Ortho Hors D'oeuvres (Answer):
To review, the patient is a 33 year-old male presenting with right ankle pain after a fall from scaffolding, with absent dorsalis pedis pulses in the injured extremity.
Questions and Answers:
1) What is this patient's injury/fracture pattern?
This patient has an obvious fracture of the fibula at the level of the syndesmosis without other apparent fractures. Ankle fractures have several different classification schema that could be used to describe and categorize this injury, two of which are most applicable: the anatomic, and the Danis-Weber.
The anatomic classification is easily diagnosed using radiographs and does not change depending on ligament instability. Using this classification schema, the above patient has an isolated lateral malleolar fracture.
The Danis-Weber classifications can be used to more specifically describe isolated lateral malleolar fractures. Type A Danis-Weber (Weber A) fractures are fractures in which the medial aspect of the fracture line lies inferior to the syndesmosis between talus and tibia. In Weber B fractures the fracture lies adjacent to the syndesmosis, and in Weber C fractures the fracture lies proximal to the syndesmosis. The above patient has a minimally-displaced Weber B fracture of the distal fibula.
2) What is the next step in evaluation?
This patient has absent dorsalis pedis pulses in the right foot, which requires further consideration, as absent pulses, dusky foot, or tented skin are indications for emergent reduction of fracture/dislocations. However, this patient does not have an apparent dislocation on radiograph and otherwise has good capillary refill.
Approximately 1.8% of patients have bilateral congenitally absent dorsalis pedis pulses. An additional 1% of patients have unilateral congenitally absent dorsalis pedis pulses. The posterior tibial pulse is absent in <0.2% of patients. This patient, with no evidence of radiographic dislocation and intact capillary refill, is likely one of these patients and his fracture should therefore not be manipulated.
In orthopedic evaluation, the determination of stability has important implications for outpatient management and referral processes. The stability of isolated malleolar fractures depends on the location of the fibular fracture. Weber A fractures are considered stable and need no further emergent evaluation. Weber C fractures are considered unstable and require no further emergent evaluation. Weber B fractures, however, can be either unstable or stable depending on associated ligamentous injury.
Approximately 50% of patients with Weber B fractures also have deltoid ligament tears which results in medial ankle instability and therefore an unstable ankle. Classically, the stability of the deltoid ligament has been assessed with gravity stress views of the ankle. In these views, the foot hangs off the edge of the bed, lateral sided down, and mortise view radiographs are taken. The ankle is determined to be unstable if the mortise increases to over 4 millimeters in gravity stress views.
These images can be time-consuming to take and painful for the patient, and recent research shows that we no longer have to do gravity stress views to determine stability in patients with Weber B fractures. In a new Finnish Study, The standard AP, lateral, and mortise radiographs for 300 patients with isolated lateral malleolus fractures were examined for features that might predict deltoid ligament injury. The patients had Weber B fractures and mortise < 4mm on mortise view radiograph.
The two features most closely associated with stable ankles were:
1) only two fracture segments, and
2) less than 2 mm of posterior displacement (diastasis) of the distal fracture segment on lateral radiographs.
In patients with both of these features, the ankle is very likely (94-98%) to be stable. Our patient, with only two fracture segments and less than 2 mm of posterior diastasis, can be safely diagnosed with a stable ankle fracture and needs no further emergency department evaluation.

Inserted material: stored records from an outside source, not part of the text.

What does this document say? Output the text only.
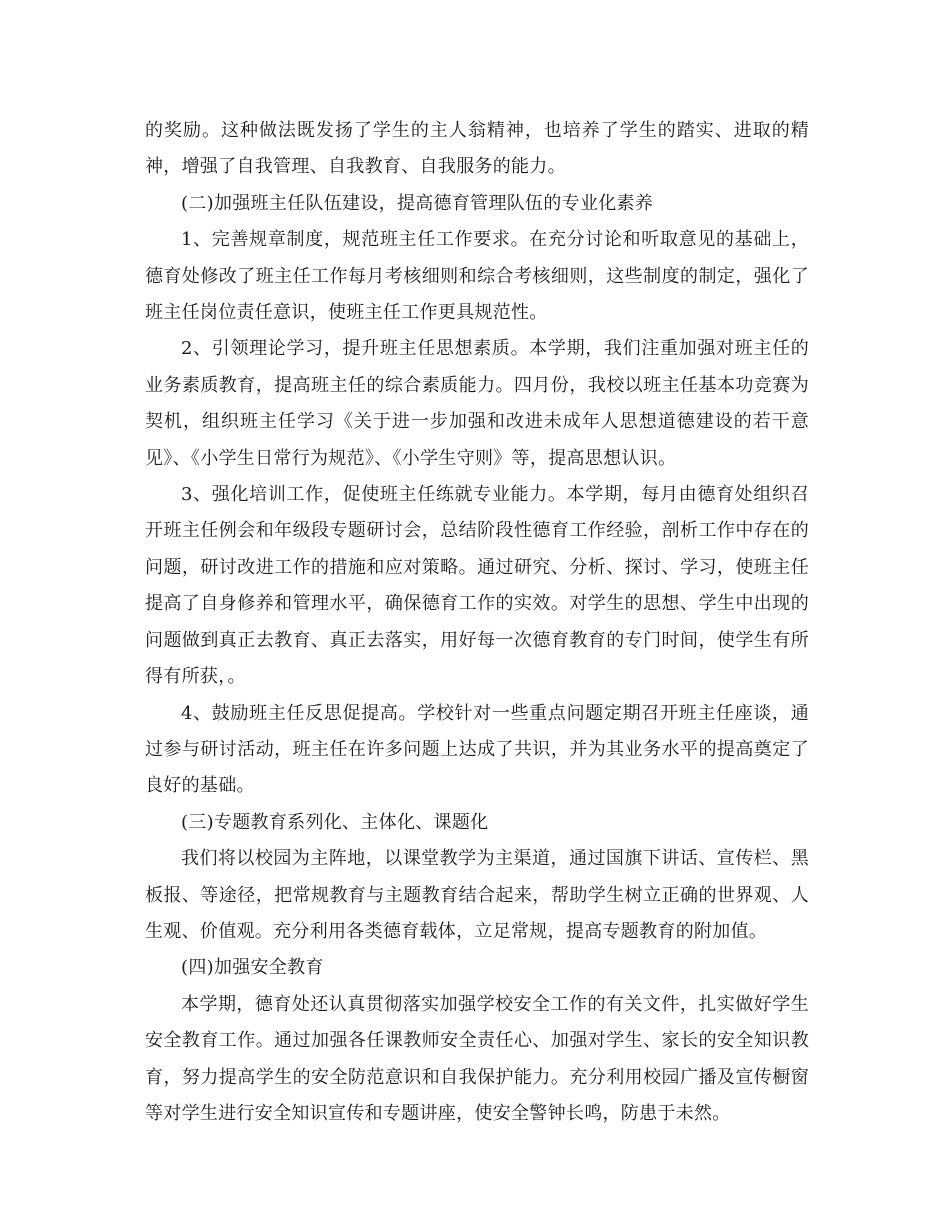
的奖励。这种做法既发扬了学生的主人翁精神，也培养了学生的踏实、进取的精神，增强了自我管理、自我教育、自我服务的能力。

(二)加强班主任队伍建设，提高德育管理队伍的专业化素养

1、完善规章制度，规范班主任工作要求。在充分讨论和听取意见的基础上，德育处修改了班主任工作每月考核细则和综合考核细则，这些制度的制定，强化了班主任岗位责任意识，使班主任工作更具规范性。

2、引领理论学习，提升班主任思想素质。本学期，我们注重加强对班主任的业务素质教育，提高班主任的综合素质能力。四月份，我校以班主任基本功竞赛为契机，组织班主任学习《关于进一步加强和改进未成年人思想道德建设的若干意见》、《小学生日常行为规范》、《小学生守则》等，提高思想认识。

3、强化培训工作，促使班主任练就专业能力。本学期，每月由德育处组织召开班主任例会和年级段专题研讨会，总结阶段性德育工作经验，剖析工作中存在的问题，研讨改进工作的措施和应对策略。通过研究、分析、探讨、学习，使班主任提高了自身修养和管理水平，确保德育工作的实效。对学生的思想、学生中出现的问题做到真正去教育、真正去落实，用好每一次德育教育的专门时间，使学生有所得有所获，。

4、鼓励班主任反思促提高。学校针对一些重点问题定期召开班主任座谈，通过参与研讨活动，班主任在许多问题上达成了共识，并为其业务水平的提高奠定了良好的基础。

(三)专题教育系列化、主体化、课题化

我们将以校园为主阵地，以课堂教学为主渠道，通过国旗下讲话、宣传栏、黑板报、等途径，把常规教育与主题教育结合起来，帮助学生树立正确的世界观、人生观、价值观。充分利用各类德育载体，立足常规，提高专题教育的附加值。

(四)加强安全教育

本学期，德育处还认真贯彻落实加强学校安全工作的有关文件，扎实做好学生安全教育工作。通过加强各任课教师安全责任心、加强对学生、家长的安全知识教育，努力提高学生的安全防范意识和自我保护能力。充分利用校园广播及宣传橱窗等对学生进行安全知识宣传和专题讲座，使安全警钟长鸣，防患于未然。
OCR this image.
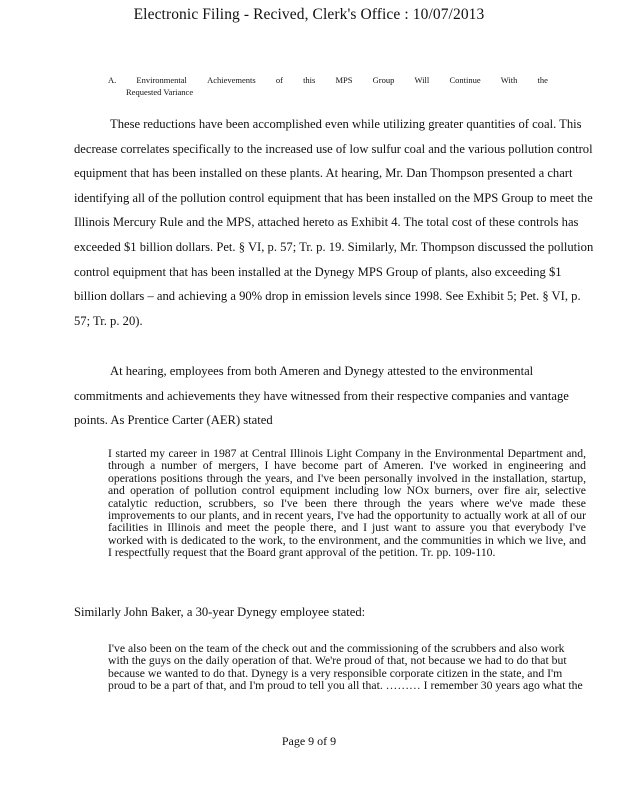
Electronic Filing - Recived, Clerk's Office : 10/07/2013
A. Environmental Achievements of this MPS Group Will Continue With the
Requested Variance

These reductions have been accomplished even while utilizing greater quantities of coal. This decrease correlates specifically to the increased use of low sulfur coal and the various pollution control equipment that has been installed on these plants. At hearing, Mr. Dan Thompson presented a chart identifying all of the pollution control equipment that has been installed on the MPS Group to meet the Illinois Mercury Rule and the MPS, attached hereto as Exhibit 4. The total cost of these controls has exceeded $1 billion dollars. Pet. § VI, p. 57; Tr. p. 19. Similarly, Mr. Thompson discussed the pollution control equipment that has been installed at the Dynegy MPS Group of plants, also exceeding $1 billion dollars – and achieving a 90% drop in emission levels since 1998. See Exhibit 5; Pet. § VI, p. 57; Tr. p. 20).

At hearing, employees from both Ameren and Dynegy attested to the environmental commitments and achievements they have witnessed from their respective companies and vantage points. As Prentice Carter (AER) stated

I started my career in 1987 at Central Illinois Light Company in the Environmental Department and, through a number of mergers, I have become part of Ameren. I've worked in engineering and operations positions through the years, and I've been personally involved in the installation, startup, and operation of pollution control equipment including low NOx burners, over fire air, selective catalytic reduction, scrubbers, so I've been there through the years where we've made these improvements to our plants, and in recent years, I've had the opportunity to actually work at all of our facilities in Illinois and meet the people there, and I just want to assure you that everybody I've worked with is dedicated to the work, to the environment, and the communities in which we live, and I respectfully request that the Board grant approval of the petition. Tr. pp. 109-110.

Similarly John Baker, a 30-year Dynegy employee stated:

I've also been on the team of the check out and the commissioning of the scrubbers and also work with the guys on the daily operation of that. We're proud of that, not because we had to do that but because we wanted to do that. Dynegy is a very responsible corporate citizen in the state, and I'm proud to be a part of that, and I'm proud to tell you all that. ……… I remember 30 years ago what the

Page 9 of 9
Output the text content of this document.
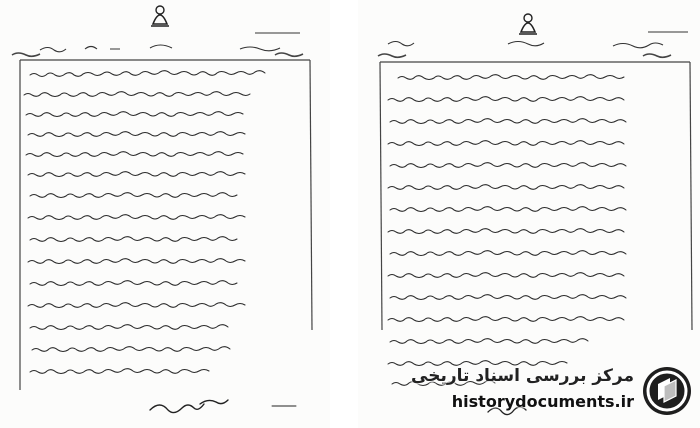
مرکز بررسی اسناد تاریخی
historydocuments.ir
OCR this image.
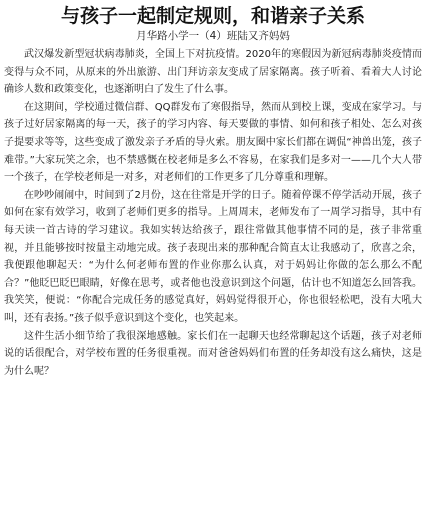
与孩子一起制定规则，和谐亲子关系
月华路小学一（4）班陆又齐妈妈

武汉爆发新型冠状病毒肺炎，全国上下对抗疫情。2020年的寒假因为新冠病毒肺炎疫情而变得与众不同，从原来的外出旅游、出门拜访亲友变成了居家隔离。孩子听着、看着大人讨论确诊人数和政策变化，也逐渐明白了发生了什么事。

在这期间，学校通过微信群、QQ群发布了寒假指导，然而从到校上课，变成在家学习。与孩子过好居家隔离的每一天，孩子的学习内容、每天要做的事情、如何和孩子相处、怎么对孩子提要求等等，这些变成了激发亲子矛盾的导火索。朋友圈中家长们都在调侃“神兽出笼，孩子难带。”大家玩笑之余，也不禁感慨在校老师是多么不容易，在家我们是多对一——几个大人带一个孩子，在学校老师是一对多，对老师们的工作更多了几分尊重和理解。

在吵吵闹闹中，时间到了2月份，这在往常是开学的日子。随着停课不停学活动开展，孩子如何在家有效学习，收到了老师们更多的指导。上周周末，老师发布了一周学习指导，其中有每天读一首古诗的学习建议。我如实转达给孩子，跟往常做其他事情不同的是，孩子非常重视，并且能够按时按量主动地完成。孩子表现出来的那种配合简直太让我感动了，欣喜之余，我便跟他聊起天：“为什么何老师布置的作业你那么认真，对于妈妈让你做的怎么那么不配合？”他眨巴眨巴眼睛，好像在思考，或者他也没意识到这个问题，估计也不知道怎么回答我。我笑笑，便说：“你配合完成任务的感觉真好，妈妈觉得很开心，你也很轻松吧，没有大吼大叫，还有表扬。”孩子似乎意识到这个变化，也笑起来。

这件生活小细节给了我很深地感触。家长们在一起聊天也经常聊起这个话题，孩子对老师说的话很配合，对学校布置的任务很重视。而对爸爸妈妈们布置的任务却没有这么痛快，这是为什么呢？
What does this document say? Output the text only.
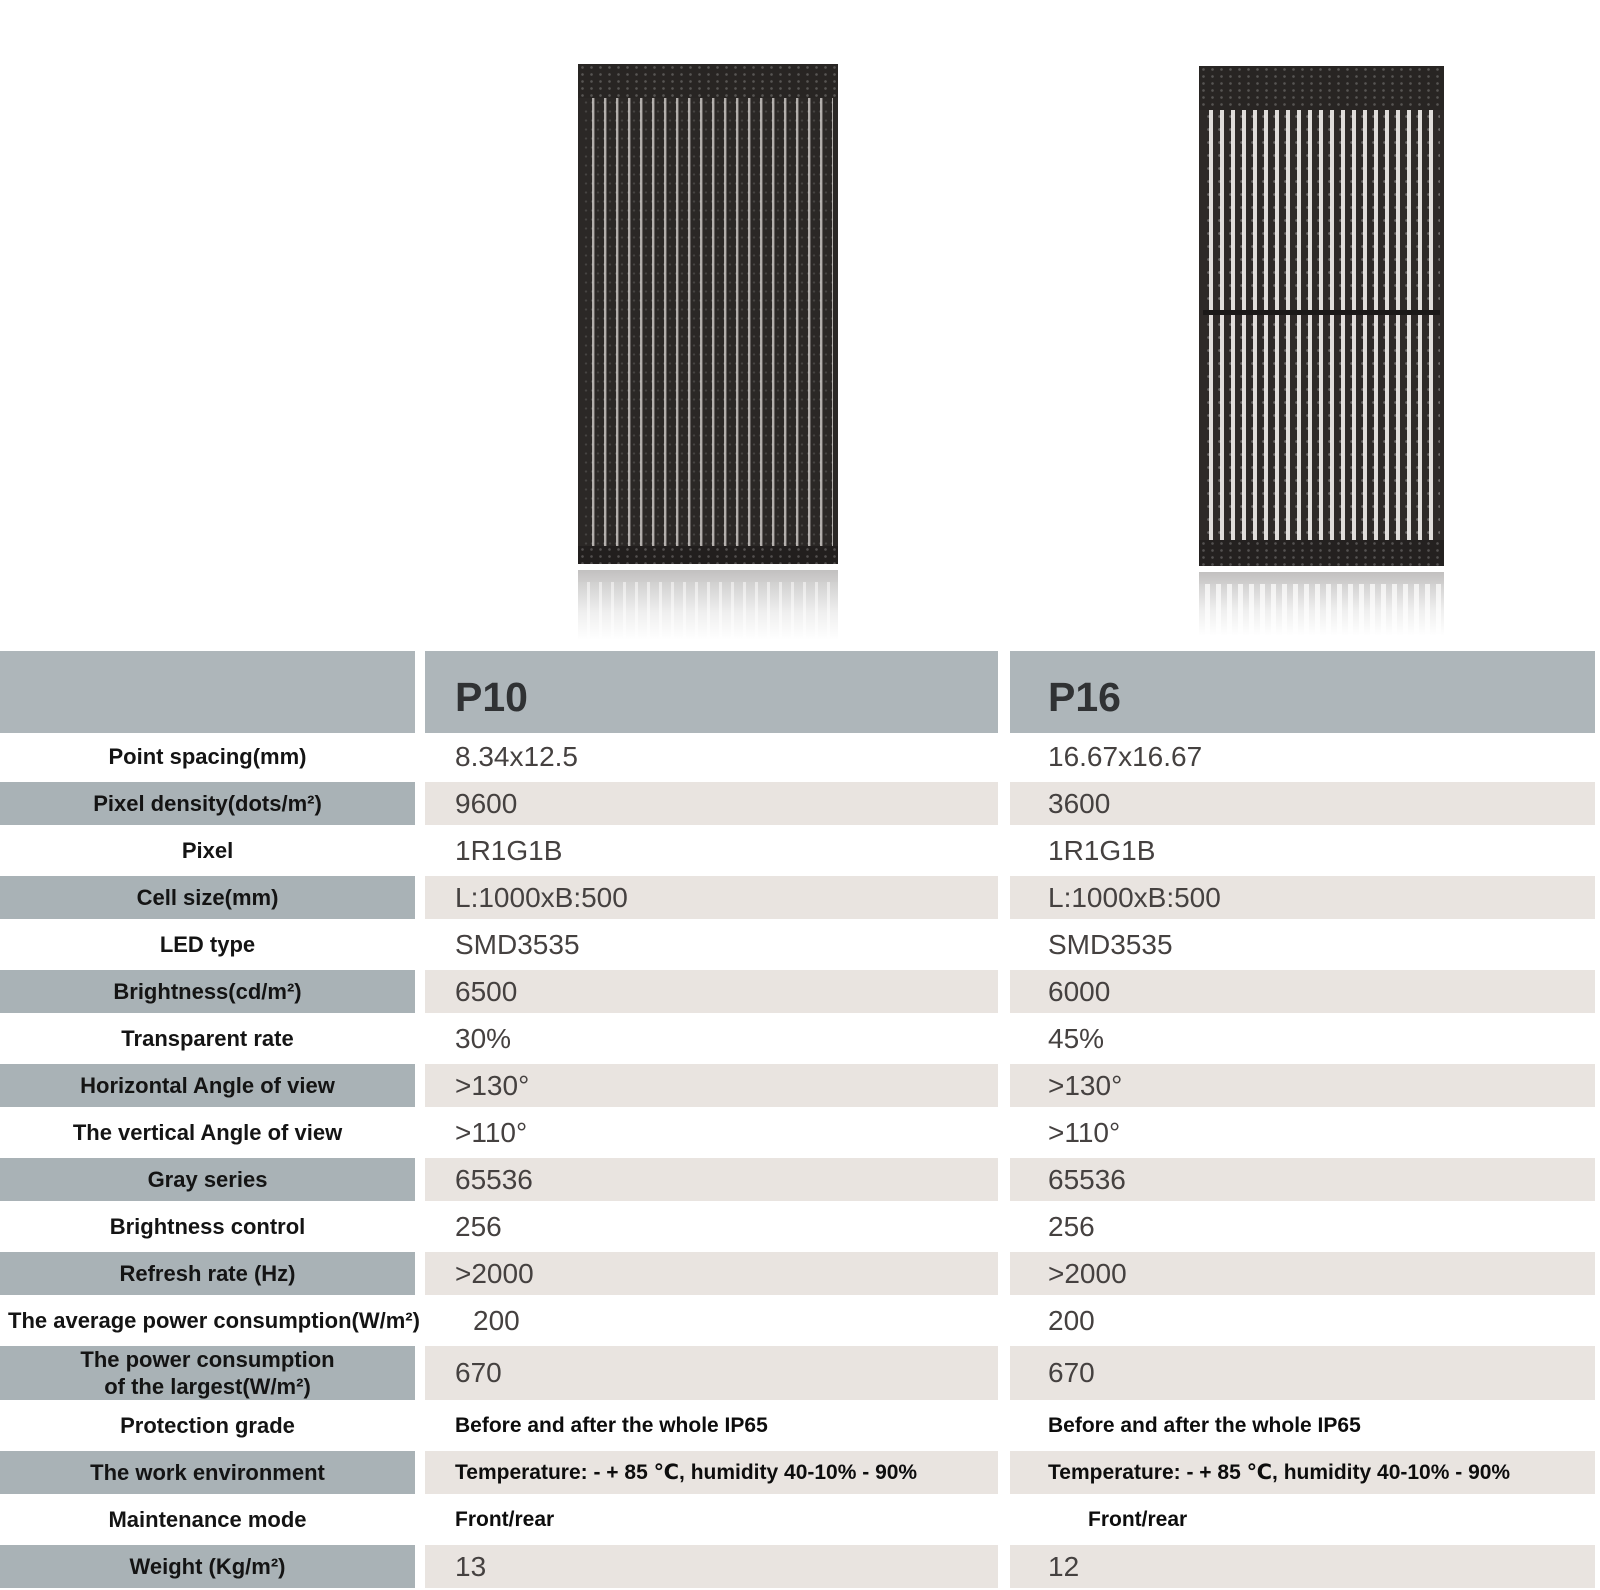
P10	P16
Point spacing(mm)	8.34x12.5	16.67x16.67
Pixel density(dots/m²)	9600	3600
Pixel	1R1G1B	1R1G1B
Cell size(mm)	L:1000xB:500	L:1000xB:500
LED type	SMD3535	SMD3535
Brightness(cd/m²)	6500	6000
Transparent rate	30%	45%
Horizontal Angle of view	>130°	>130°
The vertical Angle of view	>110°	>110°
Gray series	65536	65536
Brightness control	256	256
Refresh rate (Hz)	>2000	>2000
The average power consumption(W/m²) 200	200
The power consumption
of the largest(W/m²)	670	670
Protection grade	Before and after the whole IP65	Before and after the whole IP65
The work environment	Temperature: - + 85 ℃, humidity 40-10% - 90%	Temperature: - + 85 ℃, humidity 40-10% - 90%
Maintenance mode	Front/rear	Front/rear
Weight (Kg/m²)	13	12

3) What is the next step in management?
Patients with stable ankle fractures such as the above patient can be instructed to bear weight as tolerated, and placed in a walking boot or walking cast. They should be instructed to follow-up with orthopedics in 1-2 weeks for further assessment of healing and stability and will likely not need to proceed to operative repair.
References:
Radiographs for the case courtesy of Dr Alborz Jahangiri, Radiopaedia.org, rID: 46843
Handel DA, Gaines SA (2012). Ankle Injuries. In Tintinalli's Emergency Medicine (7th ed., pp. 1867-1875). American College of Emergency Physicians.
Robertson GS, Ristic CD, Bullen RB. The Incidence of Congenitally Absent Foot Pulses. Ann R Coll Surg Engl 1990 Mar;72(2):99-100.
Schock HJ, et al. The use of gravity or manual-stress radiographs in the assessment of supination-external rotation fractures of the ankle. J Bone Joint Surg Br. 2007 Aug;89(8):1055-9.
Nortunen S, Leskela HV, Haapasalo H, Flinkkila T, Ohtonen P, Pakarinen H. Dynamic Stress Testing is Unnecessary for Unimalleolar Supination-External Rotation Ankle Fractures with Minimal Fracture Displacement on Lateral Radiographs. J Bone Joint Surg Am. 2017 Mar 15;99(6):482-487.